Ich sagte sanft: »Philippe, Sie mögen Mademoiselle Maguelonne doch, oder?«
»Ich liebe Maguelonne«, antwortete er.
Und dann erzählte ich ihm brutal, kurz, beinahe böse von dem Gegenstand, der in jenem Keller hing - und von seinem Zweck. Die Wirkung war so heftig, so physisch, als hätte ich ihm plötzlich ins Gesicht geschlagen. »Ah! Ah! Tonnerre de Dieu! La coquine! La vilaine coquine!«, schrie er, wie ein Verrückter aus dem Bett springend.

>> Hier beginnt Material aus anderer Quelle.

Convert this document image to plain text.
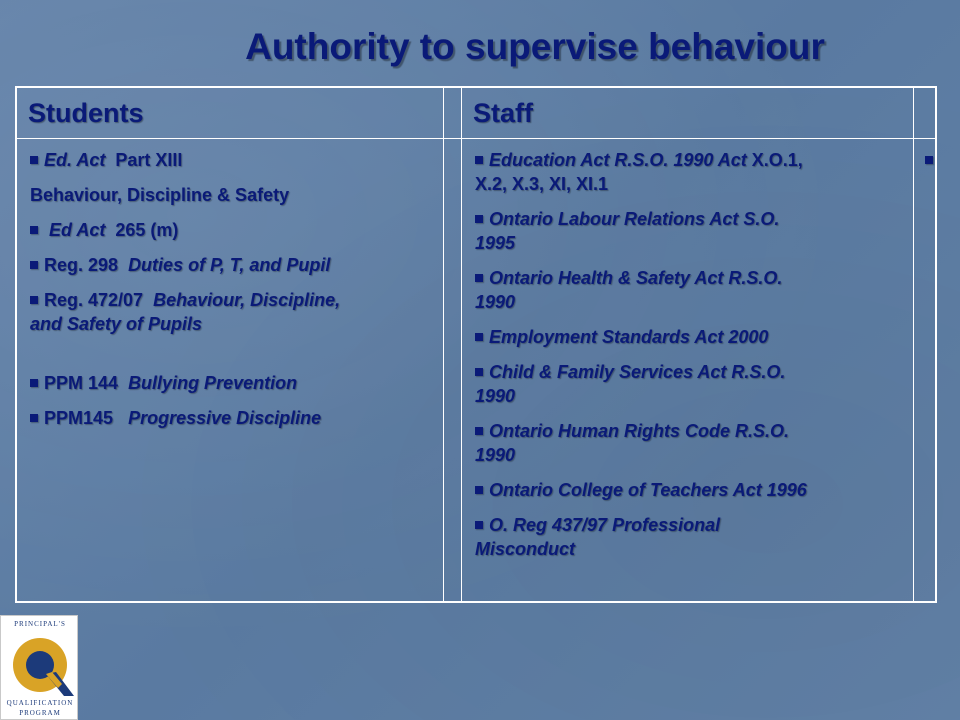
Authority to supervise behaviour
Students	Staff

Ed. Act Part XIII

Behaviour, Discipline & Safety

Ed Act 265 (m)

Reg. 298 Duties of P, T, and Pupil

Reg. 472/07 Behaviour, Discipline,
and Safety of Pupils

PPM 144 Bullying Prevention

PPM145 Progressive Discipline

Education Act R.S.O. 1990 Act X.O.1,
X.2, X.3, XI, XI.1

Ontario Labour Relations Act S.O.
1995

Ontario Health & Safety Act R.S.O.
1990

Employment Standards Act 2000

Child & Family Services Act R.S.O.
1990

Ontario Human Rights Code R.S.O.
1990

Ontario College of Teachers Act 1996

O. Reg 437/97 Professional
Misconduct

PRINCIPAL'S
QUALIFICATION
PROGRAM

Der Rest war einfach. Philippe war zu wütend und zu sehr mit Maguelonne beschäftigt, um viel Zeit zu haben, Überraschung oder gar Dankbarkeit über seine plötzliche völlige Heilung zu spüren, war aber einsichtig genug, um zu begreifen, dass es für das Mädchen besser war, die Angelegenheit nicht an die große Glocke zu hängen. Als er also ging, um Maguelonne zu holen, nahm er seine Tante mit, und noch in derselben Stunde wurde sie mit ihren Habseligkeiten in Madame Plombs Zimmer untergebracht. Martin Plomb würde schon mit der alten Mère Tirelou fertigwerden. Wegen der Rolle, die sie bei Philippes Missgeschick gespielt hatte - und die sich juristisch kaum stichhaltig nachweisen ließe wollte er keine Anklage erheben, sie aber warnen, dass er Strafbefehl wegen Misshandlung eines minderjährigen Mündels gegen sie beantragen würde, falls sie je versuchen sollte, etwas gegen Maguelonne oder die bevorstehende Hochzeit zu unternehmen.